Source: Department of State

Argentina Declassification Project


Fact Sheet
Office of the Spokesperson
Washington, DC
August 8, 2016


President Obama announced during his March 2016 visit to Argentina that the United States would embark on a comprehensive effort to identify additional records related to human rights abuses committed under Argentina’s dictatorship. In a ceremony to commemorate the victims of the dictatorship at the Parque de la Memoria in Buenos Aires, President Obama said, “to continue helping the families of the victims find some of the truth and justice they deserve, I can announce that the United States Government will declassify even more documents from that period including, for the first time, military and intelligence records, because I believe we have a responsibility to confront the past with honesty and transparency.”

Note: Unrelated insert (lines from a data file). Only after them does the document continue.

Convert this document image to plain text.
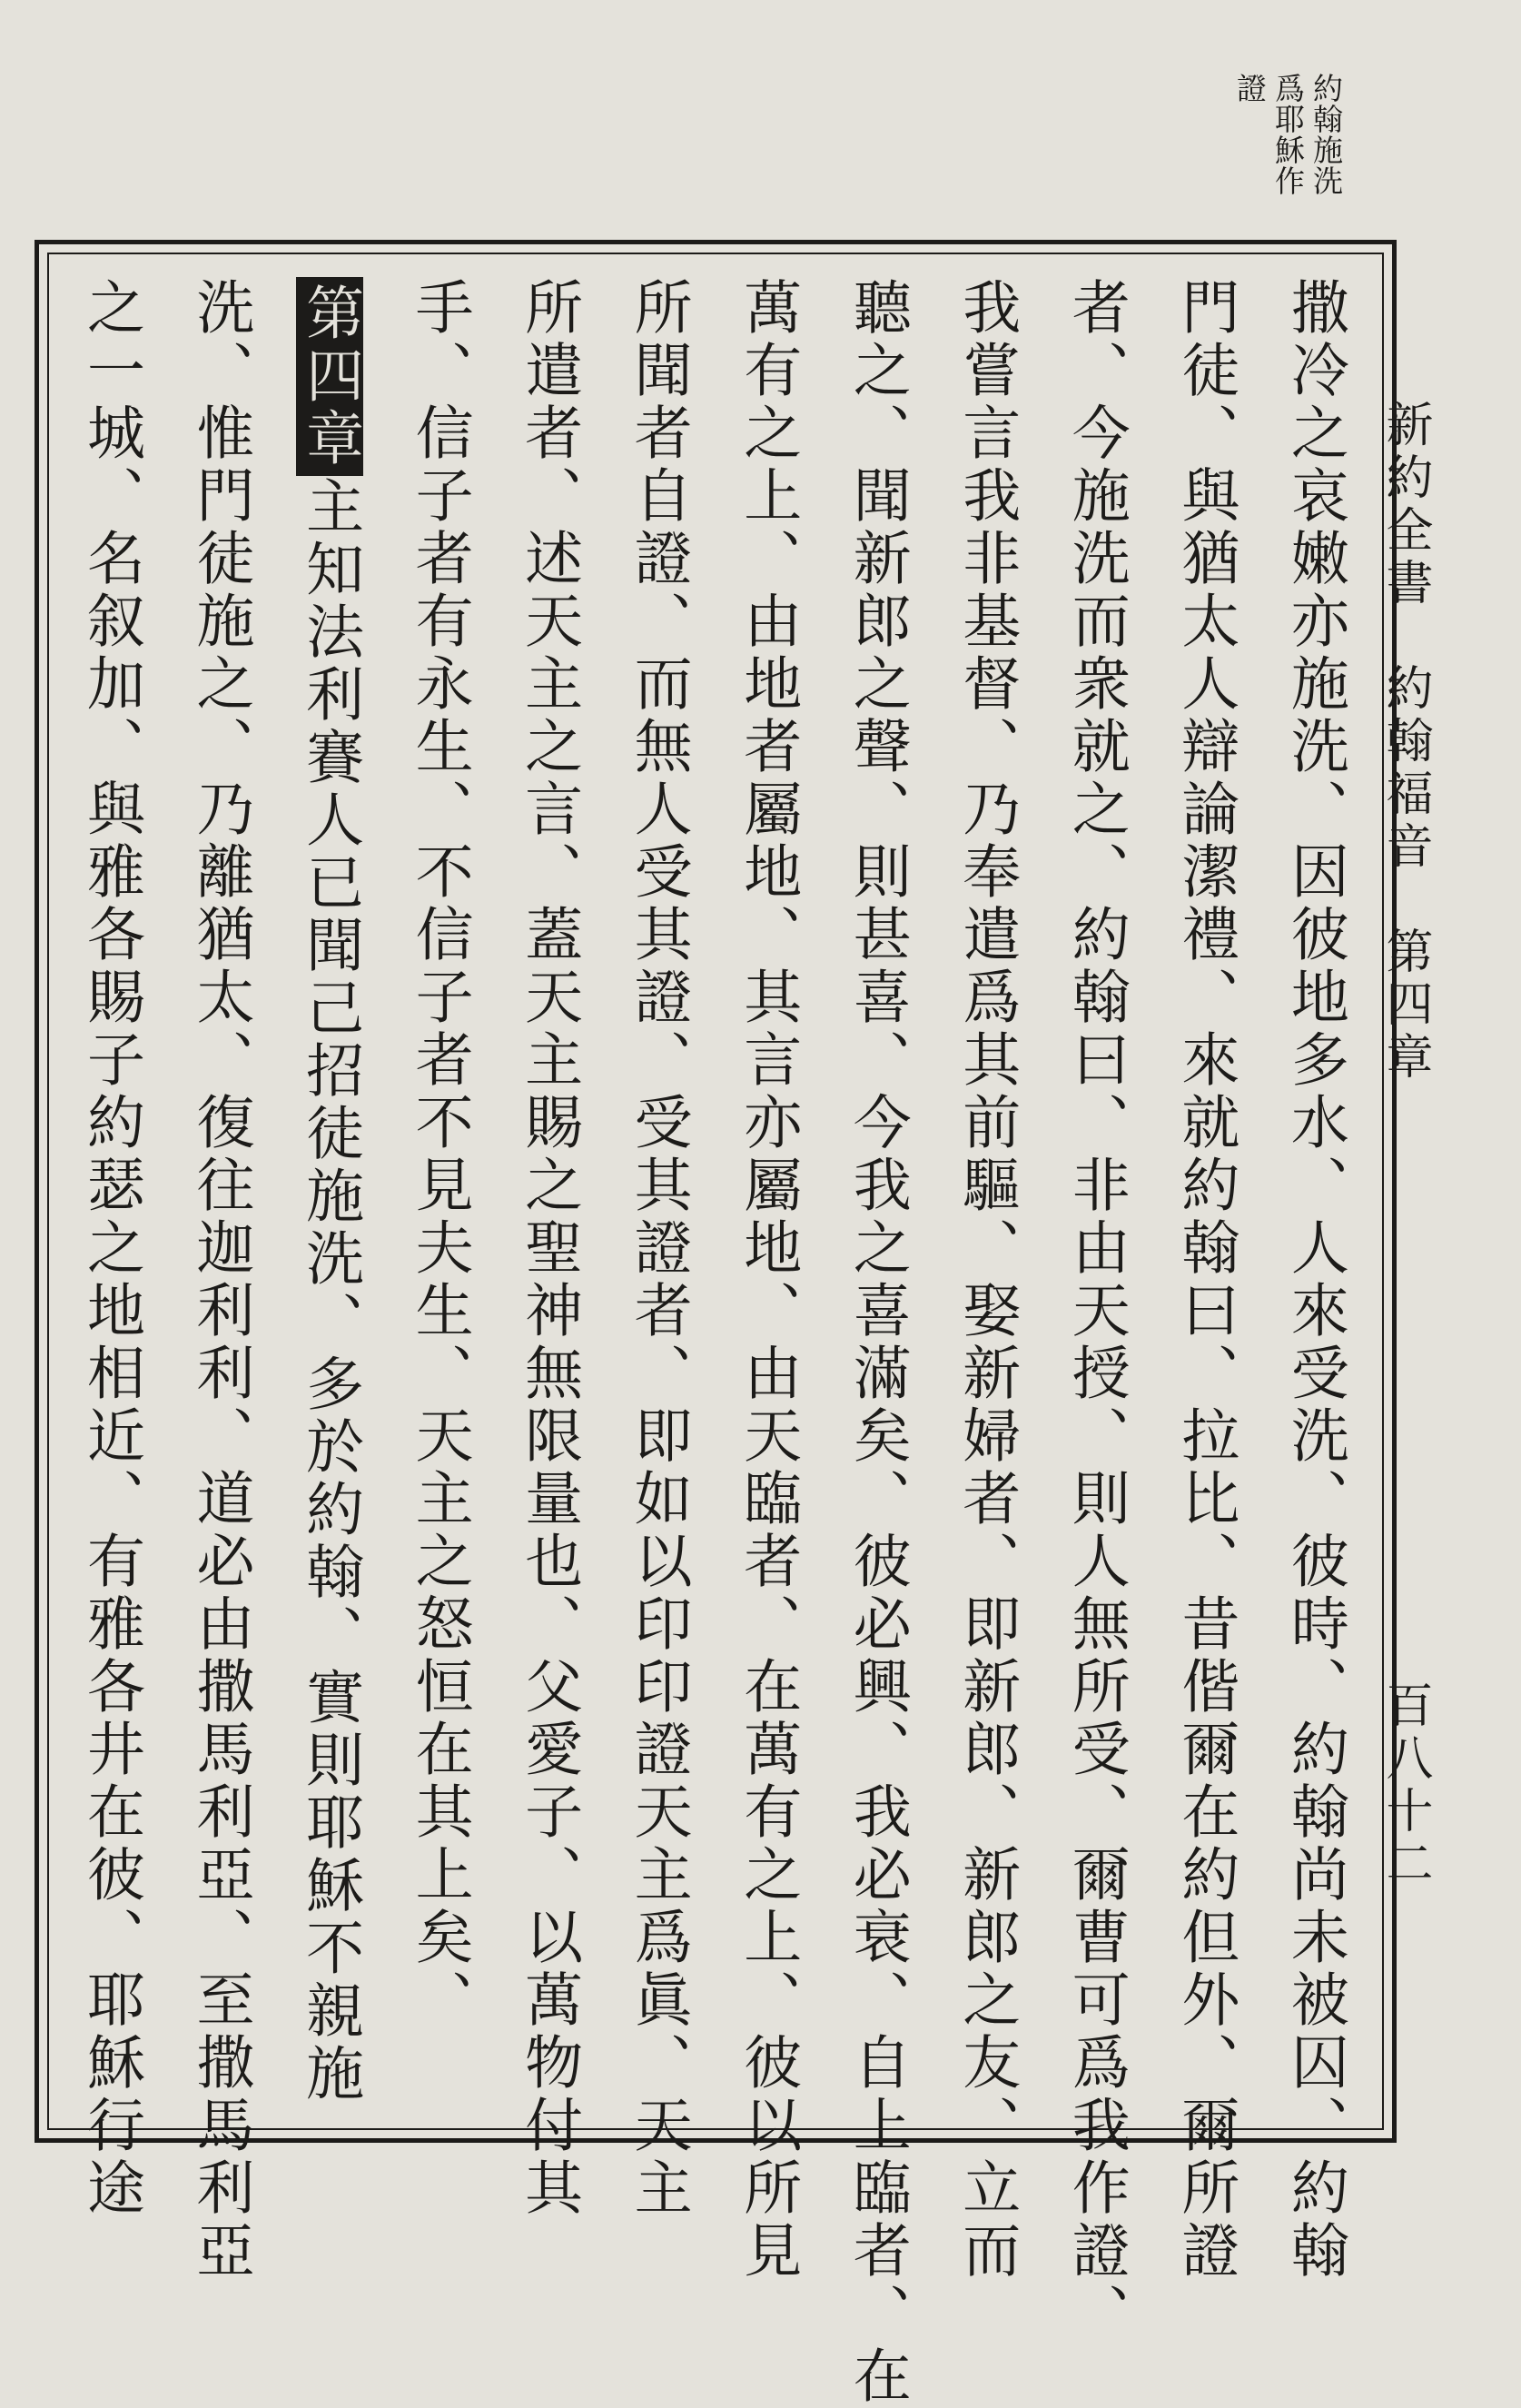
約翰施洗
爲耶穌作
證
新約全書　約翰福音　第四章
百八十二
撒冷之哀嫩亦施洗、因彼地多水、人來受洗、彼時、約翰尚未被囚、約翰
門徒、與猶太人辯論潔禮、來就約翰曰、拉比、昔偕爾在約但外、爾所證
者、今施洗而衆就之、約翰曰、非由天授、則人無所受、爾曹可爲我作證、
我嘗言我非基督、乃奉遣爲其前驅、娶新婦者、即新郎、新郎之友、立而
聽之、聞新郎之聲、則甚喜、今我之喜滿矣、彼必興、我必衰、自上臨者、在
萬有之上、由地者屬地、其言亦屬地、由天臨者、在萬有之上、彼以所見
所聞者自證、而無人受其證、受其證者、即如以印印證天主爲眞、天主
所遣者、述天主之言、蓋天主賜之聖神無限量也、父愛子、以萬物付其
手、信子者有永生、不信子者不見夫生、天主之怒恒在其上矣、
第四章主知法利賽人已聞己招徒施洗、多於約翰、實則耶穌不親施
洗、惟門徒施之、乃離猶太、復往迦利利、道必由撒馬利亞、至撒馬利亞
之一城、名叙加、與雅各賜子約瑟之地相近、有雅各井在彼、耶穌行途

On August 4th, Secretary Kerry delivered an initial set of newly declassified records to President Macri. Totaling approximately 1,000 pages, these records are primarily from the Jimmy Carter Presidential Library, Ronald W. Reagan Presidential Library, and George H.W. Bush Presidential Library. Today, these records have been made available to the public at https://icontherecord.tumblr.com/, and will be made available at each of the Presidential Libraries.

The declassification project represents an historic effort by U.S. Government agencies and departments to search, identify, review for public access, and provide records that shed light on human rights abuses in Argentina between 1975 and 1984. In 2002, the United States declassified over 4,000 State Department cables and other documents from the period of the Argentine military dictatorship. These records have helped Argentina hold human rights abusers accountable, for example, by supporting Argentine criminal investigations involving human rights violations under the dictatorship.

This new effort – requested by Argentine President Mauricio Macri and human rights groups – involves over 14 U.S. Government agencies and departments, and is being led by the Office of the Director for National Intelligence (ODNI) with support from the White House. This project involves hundreds of hours of agency staff resources, including records managers, archivists, historians, and declassification and information access professionals. U.S. Government officials are searching their records for relevant information to review for potential public release. The responsive records are being reviewed on a "word-for-word" basis – a more exacting and revealing process than the typical reviews agencies conduct on their historical records, when they release or withhold entire records on a “pass-fail” basis.

U.S. Government agencies are conducting this declassification effort through five major tasks:

The release of this initial set of documents is the first step in a lengthy and ambitious declassification process. In the coming months, there will be more records declassified from the four Presidential Libraries, followed by newly-declassified Federal agency and department records in 2017.